Patrick proyectó su memoria más allá del intenso azul de sus ojos. Su voz grave, muy agradable al oído, me invitaba a seguirle con atención.

—Al margen de toda la CIA, el director Reynolds forjó una identidad falsa para el ingreso de Grubitz en la central de Langley: Barbara Hayden, soltera, buena espía en los quehaceres de la ONU y acreedora de conexiones con las embajadas europeas en Afganistán. Un disfraz que le sirvió para pasearse por los pasillos de la agencia y, dicho sea de paso…, por mi cama. A Brandon Townsend, su marido, jamás lo había visto… Nunca me llegaron referencias de su existencia, ni a mí ni a nadie que trabajase conmigo o con ella, hasta que lo enchironaron por asesinar a su padre. Ya ve que la realidad difiere bastante de lo que a ciencia cierta llegó a ser la falsa Hayden. Con mi confianza ganada y metida en mi despacho, Herta desbarató cualquier plan que proyectamos desde el Majestic y en beneficio de su oculta alianza con Reynolds y Kent. Aunque cuidé de no darle excesivos detalles, la hice partícipe en dos ocasiones en mis operaciones con Collins. —Patrick se mordió el labio inferior—. Puedo decirlo alto pero no más claro: Herta Grubitz es el gran error de toda mi carrera.

—Y de su vida —añadí.

—¿Cómo?

—Llegó usted a enamorarse de ella, ¿no es cierto?

—No me lo permití.

—No me lo permití… —repetí cazando al vuelo la única causa real que había llevado a Cromwell a ser el jefe de la CIA más despistado y absurdo de cuantos se nombraron—. ¿Me está diciendo que su corazón tiene un mando a distancia para encenderlo y apagarlo cuando a usted le conviene?

—¿Adónde quiere llegar?

—Estaba jodidamente enamorado de ella.

—No creo que sea hora de psicoanalizarme… —murmuró desviando la mirada al vacío, lugar donde se habían arrojado sus expectativas amorosas con Yvonne.

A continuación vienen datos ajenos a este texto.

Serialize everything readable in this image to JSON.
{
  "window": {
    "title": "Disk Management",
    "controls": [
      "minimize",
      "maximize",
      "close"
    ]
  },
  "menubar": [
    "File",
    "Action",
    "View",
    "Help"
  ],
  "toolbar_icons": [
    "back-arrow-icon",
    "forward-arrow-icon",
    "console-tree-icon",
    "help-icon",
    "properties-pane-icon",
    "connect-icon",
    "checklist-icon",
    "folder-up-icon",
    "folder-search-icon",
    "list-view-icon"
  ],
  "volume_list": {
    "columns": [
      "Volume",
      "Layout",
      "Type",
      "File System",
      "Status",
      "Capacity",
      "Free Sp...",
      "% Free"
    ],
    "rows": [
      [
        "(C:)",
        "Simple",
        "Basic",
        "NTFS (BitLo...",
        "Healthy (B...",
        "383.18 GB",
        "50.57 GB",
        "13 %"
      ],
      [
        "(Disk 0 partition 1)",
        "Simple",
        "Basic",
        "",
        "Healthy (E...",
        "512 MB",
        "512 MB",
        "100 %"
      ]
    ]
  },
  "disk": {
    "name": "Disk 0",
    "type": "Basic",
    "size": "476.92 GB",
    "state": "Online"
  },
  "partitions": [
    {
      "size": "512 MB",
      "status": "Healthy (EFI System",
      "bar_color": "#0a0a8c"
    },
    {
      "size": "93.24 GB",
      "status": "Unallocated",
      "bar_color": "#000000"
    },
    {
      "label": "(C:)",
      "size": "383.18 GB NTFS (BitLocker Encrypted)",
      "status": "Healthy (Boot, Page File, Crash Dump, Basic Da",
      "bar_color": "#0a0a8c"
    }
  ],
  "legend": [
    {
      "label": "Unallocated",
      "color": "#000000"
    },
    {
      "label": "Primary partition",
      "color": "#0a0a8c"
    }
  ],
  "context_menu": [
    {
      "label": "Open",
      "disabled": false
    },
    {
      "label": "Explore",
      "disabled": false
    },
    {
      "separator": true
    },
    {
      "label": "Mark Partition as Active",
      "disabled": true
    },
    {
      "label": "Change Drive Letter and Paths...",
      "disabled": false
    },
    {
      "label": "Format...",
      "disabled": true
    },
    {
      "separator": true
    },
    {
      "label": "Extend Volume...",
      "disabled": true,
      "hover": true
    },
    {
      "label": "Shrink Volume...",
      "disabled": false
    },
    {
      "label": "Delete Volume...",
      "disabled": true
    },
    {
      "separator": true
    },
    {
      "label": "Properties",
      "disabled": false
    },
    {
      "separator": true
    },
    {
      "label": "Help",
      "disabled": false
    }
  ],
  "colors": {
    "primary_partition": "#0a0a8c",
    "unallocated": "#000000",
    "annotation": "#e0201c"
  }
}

—¡Maldita sea, Cromwell! Herta le manejó a su antojo.

—¡Estoy pagando por ello, créame!

—Casi muero a manos de esa zorra, ¿lo entiende?

—Asumo la culpa.

—No es suficiente… Las cosas no se solucionan asumiendo las culpas, sino con hechos; hechos reales, acciones que no pongan más en riesgo la vida de otras personas.

—Pues dígame, cómo puedo enmendar mi error.

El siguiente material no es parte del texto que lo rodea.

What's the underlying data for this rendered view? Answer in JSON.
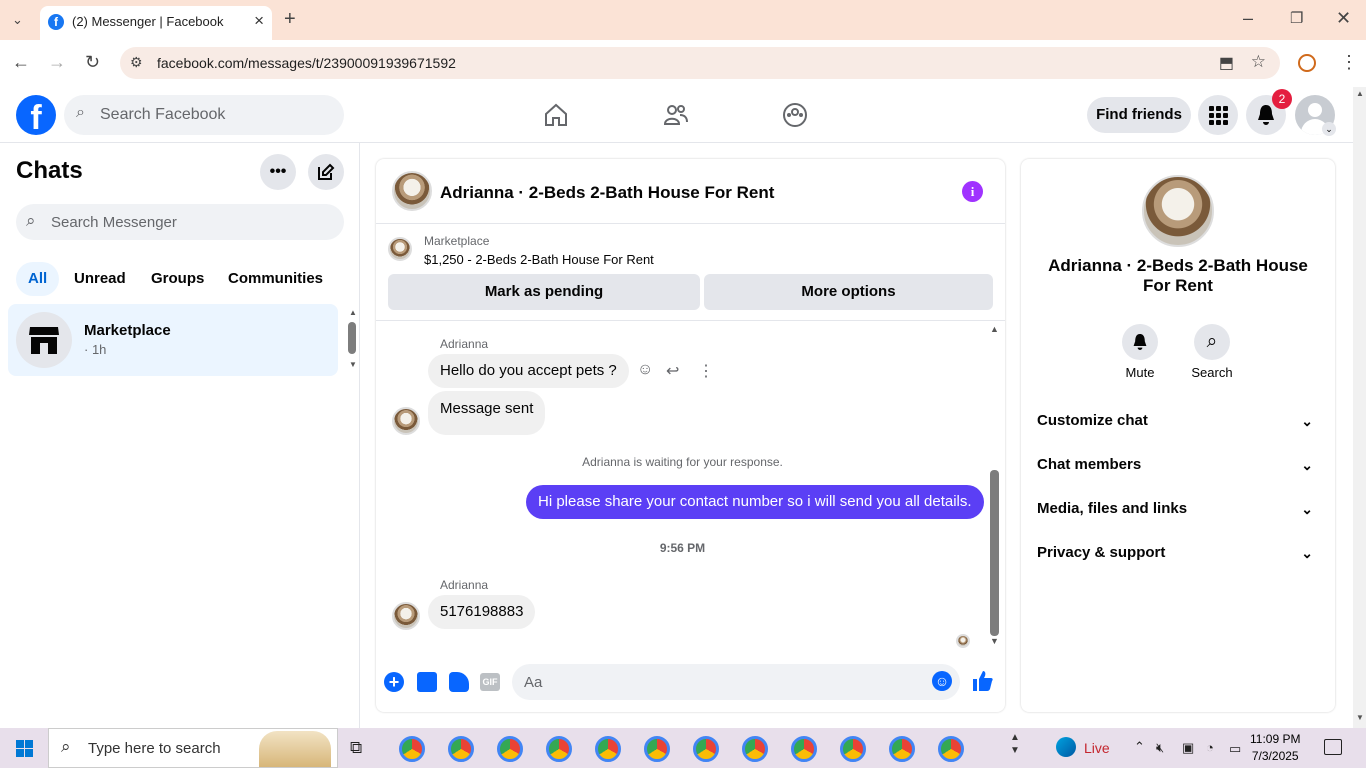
{
  "browser": {
    "tab_title": "(2) Messenger | Facebook",
    "url": "facebook.com/messages/t/23900091939671592"
  },
  "fb": {
    "search_placeholder": "Search Facebook",
    "find_friends": "Find friends",
    "notification_count": "2"
  },
  "chats": {
    "title": "Chats",
    "search_placeholder": "Search Messenger",
    "filters": [
      "All",
      "Unread",
      "Groups",
      "Communities"
    ],
    "items": [
      {
        "name": "Marketplace",
        "subtitle": "· 1h"
      }
    ]
  },
  "conversation": {
    "title": "Adrianna · 2-Beds 2-Bath House For Rent",
    "marketplace_label": "Marketplace",
    "listing": "$1,250 - 2-Beds 2-Bath House For Rent",
    "mark_pending": "Mark as pending",
    "more_options": "More options",
    "messages": {
      "sender1": "Adrianna",
      "msg1": "Hello do you accept pets ?",
      "msg2": "Message sent",
      "waiting": "Adrianna is waiting for your response.",
      "mine": "Hi please share your contact number so i will send you all details.",
      "time": "9:56 PM",
      "sender2": "Adrianna",
      "msg3": "5176198883"
    },
    "composer_placeholder": "Aa",
    "gif_label": "GIF"
  },
  "info": {
    "title": "Adrianna · 2-Beds 2-Bath House For Rent",
    "mute": "Mute",
    "search": "Search",
    "sections": [
      "Customize chat",
      "Chat members",
      "Media, files and links",
      "Privacy & support"
    ]
  },
  "taskbar": {
    "search_placeholder": "Type here to search",
    "live_label": "Live",
    "time": "11:09 PM",
    "date": "7/3/2025"
  },
  "colors": {
    "accent": "#0866ff",
    "my_bubble": "#5b3ff5",
    "info": "#a033ff"
  }
}
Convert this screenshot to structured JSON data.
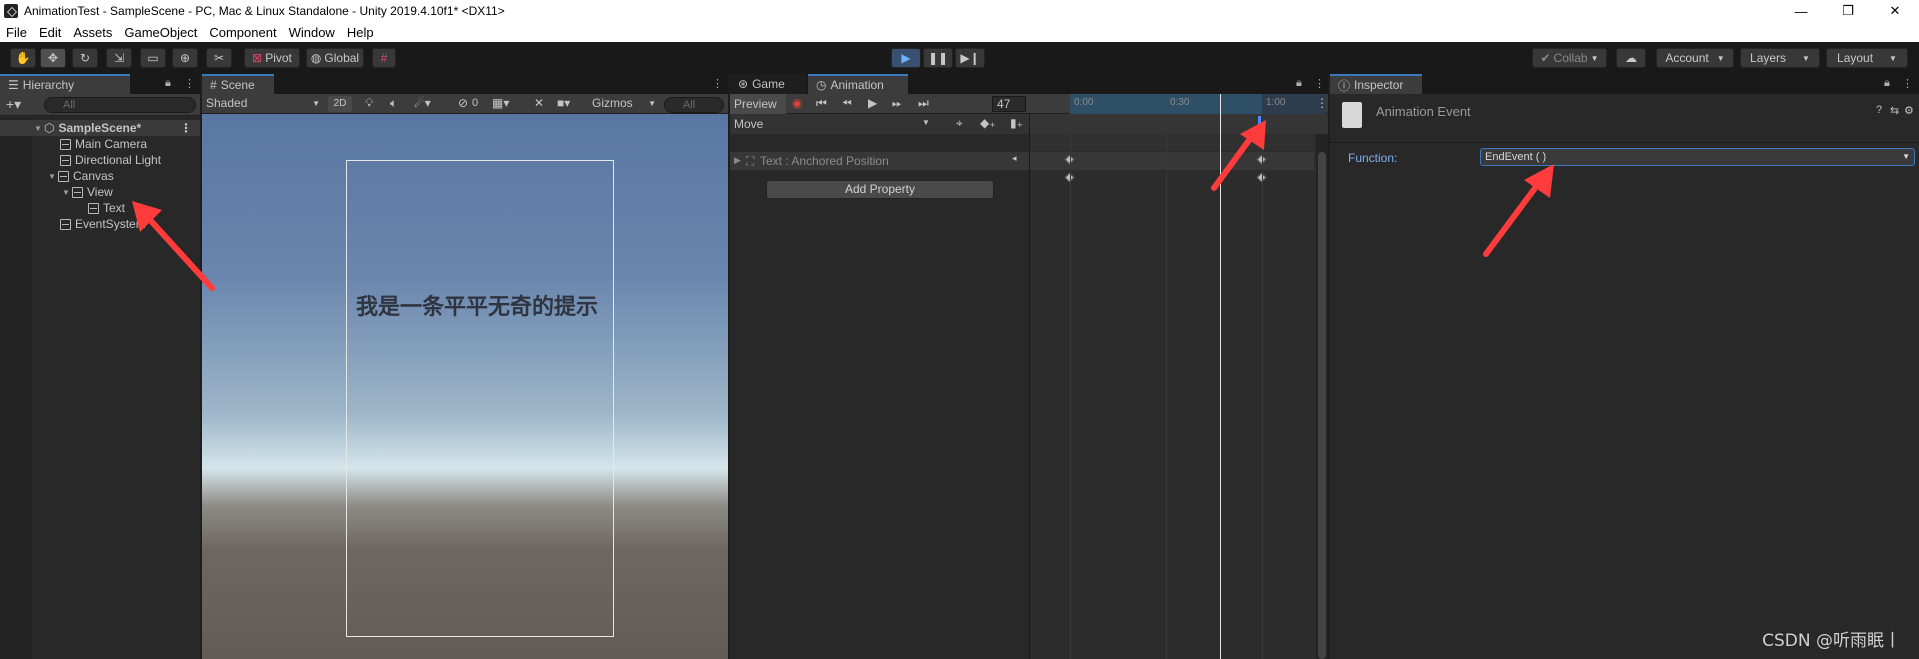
{
  "window": {
    "title": "AnimationTest - SampleScene - PC, Mac & Linux Standalone - Unity 2019.4.10f1* <DX11>",
    "controls": [
      "—",
      "❐",
      "✕"
    ]
  },
  "menu": [
    "File",
    "Edit",
    "Assets",
    "GameObject",
    "Component",
    "Window",
    "Help"
  ],
  "toolbar": {
    "pivot": "Pivot",
    "global": "Global",
    "collab": "Collab",
    "account": "Account",
    "layers": "Layers",
    "layout": "Layout"
  },
  "hierarchy": {
    "tab": "Hierarchy",
    "search_placeholder": "All",
    "scene": "SampleScene*",
    "items": [
      "Main Camera",
      "Directional Light",
      "Canvas",
      "View",
      "Text",
      "EventSystem"
    ]
  },
  "scene": {
    "tab": "Scene",
    "shading": "Shaded",
    "mode_2d": "2D",
    "hidden_count": "0",
    "gizmos": "Gizmos",
    "search_placeholder": "All",
    "canvas_text": "我是一条平平无奇的提示"
  },
  "animation": {
    "tabs": [
      "Game",
      "Animation"
    ],
    "preview": "Preview",
    "frame": "47",
    "clip": "Move",
    "property": "Text : Anchored Position",
    "add_property": "Add Property",
    "ticks": [
      "0:00",
      "0:30",
      "1:00"
    ]
  },
  "inspector": {
    "tab": "Inspector",
    "title": "Animation Event",
    "function_label": "Function:",
    "function_value": "EndEvent ( )"
  },
  "watermark": "CSDN @听雨眠丨",
  "colors": {
    "accent": "#3a79bb",
    "annotation_arrow": "#ff3b3b",
    "event_marker": "#4a8cff"
  }
}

—Prométame que usted y sus agentes protegerán a mi hermana, Johanna Greenwood. Grubitz me amenazó con acercarse a ella. Saben dónde encontrarla…

—Informaré de ello a dos de mis agentes.

—No me basta. He de estar segura de que la protegerán.

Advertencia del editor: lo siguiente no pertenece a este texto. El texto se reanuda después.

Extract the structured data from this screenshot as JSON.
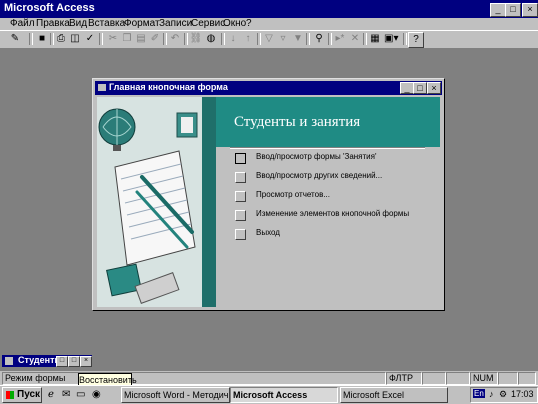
{
  "app": {
    "title": "Microsoft Access"
  },
  "window_buttons": {
    "minimize": "_",
    "maximize": "□",
    "close": "×"
  },
  "menu": {
    "items": [
      "Файл",
      "Правка",
      "Вид",
      "Вставка",
      "Формат",
      "Записи",
      "Сервис",
      "Окно",
      "?"
    ]
  },
  "toolbar": {
    "icons": [
      "design-view-icon",
      "save-icon",
      "print-icon",
      "print-preview-icon",
      "spelling-icon",
      "cut-icon",
      "copy-icon",
      "paste-icon",
      "format-painter-icon",
      "undo-icon",
      "insert-hyperlink-icon",
      "web-toolbar-icon",
      "sort-ascending-icon",
      "sort-descending-icon",
      "filter-by-selection-icon",
      "filter-by-form-icon",
      "apply-filter-icon",
      "find-icon",
      "new-record-icon",
      "delete-record-icon",
      "database-window-icon",
      "new-object-icon",
      "help-icon"
    ]
  },
  "switchboard": {
    "window_title": "Главная кнопочная форма",
    "heading": "Студенты и занятия",
    "items": [
      {
        "label": "Ввод/просмотр формы 'Занятия'"
      },
      {
        "label": "Ввод/просмотр других сведений..."
      },
      {
        "label": "Просмотр отчетов..."
      },
      {
        "label": "Изменение элементов кнопочной формы"
      },
      {
        "label": "Выход"
      }
    ]
  },
  "minimized_doc": {
    "title": "Студенты и"
  },
  "statusbar": {
    "mode": "Режим формы",
    "fltr": "ФЛТР",
    "num": "NUM"
  },
  "tooltip": {
    "text": "Восстановить"
  },
  "taskbar": {
    "start_label": "Пуск",
    "buttons": [
      {
        "label": "Microsoft Word - Методич...",
        "active": false
      },
      {
        "label": "Microsoft Access",
        "active": true
      },
      {
        "label": "Microsoft Excel",
        "active": false
      }
    ],
    "lang": "En",
    "clock": "17:03"
  },
  "colors": {
    "titlebar": "#000080",
    "desktop": "#808080",
    "switchboard_teal": "#1f8b84",
    "switchboard_stripe": "#1f6f6a"
  }
}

—No tenga duda, señorita Greenwood; ¿desea alguna otra cosa?

—Prométame que no morirá nadie más.

—Haré todo lo posible.

—Prométame que me acercará a la verdad de la clave.

—Puede estar segura de ello.

—Bien. —Me recogí la melena y la solté sobre el hombro derecho. Analicé los restos de aflicción aún latentes en los ojos del agente. Su corazón había sido numerosas veces traicionado, al igual que el mío, y ese mal mayor le situaba a una altura pareja a mi modo de enfrentarme al mundo. Poco a poco, Patrick Cromwell, con su solo discurso, escarbaba hacia mi empatía, mostrándome una confianza firme, ausente en la servida por la mentira de Cameron, o en la felonía de Taylor o Yvonne. Claro que si, por algún casual, se delataba en el interior de Cromwell la ramificación de la maldad inherente a los Townsend, entonces podría estar frente al mejor actor-espía de todos los tiempos. Miré por primera vez a Cromwell con fijeza, y me lancé a probar la honestidad de su apariencia—. Acláreme entonces cómo llegó usted a descubrir que la tal Hayden era Herta Grubitz.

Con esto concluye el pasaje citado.